Gelelim “Biz’ler” için en kötü seçeneğe. AKP – MHP iktidarı. Çözüm sürecini sadece oy aracı gören bir partiyle, MHP koalisyonu kabus gibi. Devlet Bahçeli ilk açıklamasında, Erdoğan’ı geri çekerseniz, yolsuzluklara bulaşan bakanları da Yüce Divan’a göndermek koşulu ile olabilir mesajını vermiştir. Gerisi MHP için zaten çok önemli değildir, demokratikleşme adımları filan gibi bir beklenti olamaz. AKP’nin Kürt illerine yaptığı askeri yığınakla birlikte bakınca, zor dostum zor. AKP’den bunca oyu alırken halka bunca yolsuzluk vb. bağırdıktan sonra bu seçeneğe gelirler mi? Bu yanı da var. MHP’ye oy veren halkın da yoksullardan oluştuğunu unutmamak gerekiyor, işsizlik, göç vermek gibi sorunlardan İç Anadolu, Karadeniz halklarının da ne kadar muzdarip olduğunu biliyoruz. Zor geçecek önümüzdeki dönem en önemli müsebbibi görülen parti ile birlikte olduğunuzda sizi de fabrika ayarlarınıza döndürebilir.

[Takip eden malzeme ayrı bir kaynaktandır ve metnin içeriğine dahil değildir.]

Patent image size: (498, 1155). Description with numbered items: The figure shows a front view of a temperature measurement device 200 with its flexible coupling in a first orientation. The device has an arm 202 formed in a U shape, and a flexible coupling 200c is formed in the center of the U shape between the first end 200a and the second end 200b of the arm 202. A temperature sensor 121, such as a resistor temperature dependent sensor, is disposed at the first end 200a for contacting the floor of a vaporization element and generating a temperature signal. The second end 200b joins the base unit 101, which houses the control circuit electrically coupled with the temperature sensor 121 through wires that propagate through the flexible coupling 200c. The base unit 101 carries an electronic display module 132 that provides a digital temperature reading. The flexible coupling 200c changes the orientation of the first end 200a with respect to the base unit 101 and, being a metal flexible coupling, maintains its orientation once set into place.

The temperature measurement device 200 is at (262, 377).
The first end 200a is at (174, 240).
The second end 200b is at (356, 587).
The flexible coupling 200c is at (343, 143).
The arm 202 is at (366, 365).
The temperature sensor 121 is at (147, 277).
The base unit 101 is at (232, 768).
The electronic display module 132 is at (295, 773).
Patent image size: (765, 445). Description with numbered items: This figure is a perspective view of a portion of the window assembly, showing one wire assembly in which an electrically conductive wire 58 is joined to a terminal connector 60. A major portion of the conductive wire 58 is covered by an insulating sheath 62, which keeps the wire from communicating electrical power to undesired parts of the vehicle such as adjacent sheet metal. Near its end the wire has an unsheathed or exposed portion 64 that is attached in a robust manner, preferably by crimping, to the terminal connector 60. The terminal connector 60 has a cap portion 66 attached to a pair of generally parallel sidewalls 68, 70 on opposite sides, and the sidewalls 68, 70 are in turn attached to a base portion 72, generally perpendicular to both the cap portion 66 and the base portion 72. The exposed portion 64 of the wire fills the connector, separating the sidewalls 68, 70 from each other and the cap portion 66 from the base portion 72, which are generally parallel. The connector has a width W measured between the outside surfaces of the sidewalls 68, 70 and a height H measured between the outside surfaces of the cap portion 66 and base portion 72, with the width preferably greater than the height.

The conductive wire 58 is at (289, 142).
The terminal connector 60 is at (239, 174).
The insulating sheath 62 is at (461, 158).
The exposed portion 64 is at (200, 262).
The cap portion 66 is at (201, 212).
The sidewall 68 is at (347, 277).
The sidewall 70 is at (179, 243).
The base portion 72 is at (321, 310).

Bir seçenek daha var, AKP’nin meclisi kilitleyerek hükümet kurulmasına izin vermeyip, bunu da muhalefetin üzerine yıkarak hızlı bir erken seçime gitmesi. Bu kumarı oynayabilirler mi? İçlerinde öyle bir ekip var ki, yargıdan kurtulmaları çok zor, sadece ülke yargısından değil, Lahey yani uluslararası yargıdan, başta Erdoğan. Obama sınırlarımızın yol geçen hanı olduğunu ifade edeli henüz birkaç saat oldu. AKP, bu seçeneği doğru yönetirsek, yeniden tek başımıza iktidar oluruz diye yeni bir “stratejik” plan uygulamaya koyabilir. Bu durumda biz dahil tüm muhalefete düşen dikkatli biçimde bu süreci yönetmek olmalıdır.
Ayrıca her an erken seçime gidilecek gibi çalışmaya devam etmek gerekir. Gelelim küçük “biz”e, yani sosyalistlere. Parlamento çizdiğimiz yolda araçlardan sadece biri, mücadeleye devam. Parlamentodan çıkacak hiçbir sonuç emekçilerin, kadınların, doğanın dağlar gibi büyüyen sorunlarını çözemez. Gezi ruhunun kaybolmadığını da bu süreçte net olarak gördük, şimdi örgütlenme zamanı.